Women in Group C also had significantly higher rates of iatrogenic and spontaneous preterm birth than women in the other two groups, while infants born to Group C women had a significantly younger median gestational age at delivery and a higher rate of fetal respiratory distress syndrome.

In multivariate analysis, Group C risk stratification, gestational diabetes, autoimmune disease, and chronic hypertension were each associated with a 2.0–2.8-fold increased risk for spontaneous preterm birth, Rodriguez said.

Of note, women with a severe TSBA elevation above 100 μmol/L and those with a mild elevation of 20–39 μmol/L were 7.35 and 2.72 times more likely to experience spontaneous preterm birth, respectively, compared with patients with a very low TSBA below 10 μmol/L.

Group C patients were a significant 7.5 and 5.6 times more likely to have meconium-stained fluid than Group A and B patients, respectively, and a significant 4.6 and 1.7 times more likely to have an infant with fetal respiratory distress syndrome.

Finally, Group C patients were significantly more likely than Group A and B patients to have postpartum diagnoses of cholecystitis (3.3 vs 0.7 and 1.3%, respectively) and a new diagnosis of liver disease within 12 years of delivery (5.1 vs 1.8 and 3.2%), including MASLD/MASH, immune-mediated liver disease, and liver transplant, biliary or liver cancer, or cirrhosis.

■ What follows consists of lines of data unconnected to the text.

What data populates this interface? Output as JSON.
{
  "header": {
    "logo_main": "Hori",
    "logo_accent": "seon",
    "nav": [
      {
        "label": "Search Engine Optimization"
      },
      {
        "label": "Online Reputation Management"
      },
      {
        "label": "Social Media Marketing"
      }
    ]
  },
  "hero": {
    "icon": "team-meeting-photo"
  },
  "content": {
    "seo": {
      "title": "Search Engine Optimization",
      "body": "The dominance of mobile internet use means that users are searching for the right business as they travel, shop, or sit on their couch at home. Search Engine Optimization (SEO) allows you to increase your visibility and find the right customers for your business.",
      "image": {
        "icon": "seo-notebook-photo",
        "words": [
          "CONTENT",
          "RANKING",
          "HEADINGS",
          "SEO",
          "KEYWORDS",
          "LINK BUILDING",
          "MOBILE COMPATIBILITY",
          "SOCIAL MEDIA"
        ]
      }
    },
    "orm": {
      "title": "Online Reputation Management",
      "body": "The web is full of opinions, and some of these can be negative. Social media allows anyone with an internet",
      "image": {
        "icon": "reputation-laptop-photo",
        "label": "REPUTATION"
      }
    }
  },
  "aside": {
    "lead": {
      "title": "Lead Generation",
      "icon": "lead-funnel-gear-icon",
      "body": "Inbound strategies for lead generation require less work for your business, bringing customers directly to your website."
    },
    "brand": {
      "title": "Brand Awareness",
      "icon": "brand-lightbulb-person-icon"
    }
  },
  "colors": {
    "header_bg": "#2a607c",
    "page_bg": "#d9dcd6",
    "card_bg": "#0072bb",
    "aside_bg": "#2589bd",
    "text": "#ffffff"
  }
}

Rodriguez summarized that patients who meet the Group B or Group C stratification criteria “warrant surveillance” and that elevated LTs alone can help risk stratification of ICP when TSBA testing is unavailable.

She added that Hispanic ethnicity and pre-existing liver disease could be used as part of targeted screening for ICP, while the high rate of post-partum liver disease detected in the study “underscores the value of long-term follow-up in patients with suspected ICP.”

The presenter concluded that the next steps in research include a plan to “integrate genetic findings with clinical phenotypes to refine stratification” and “identify variants associated with extreme TSBA elevation.”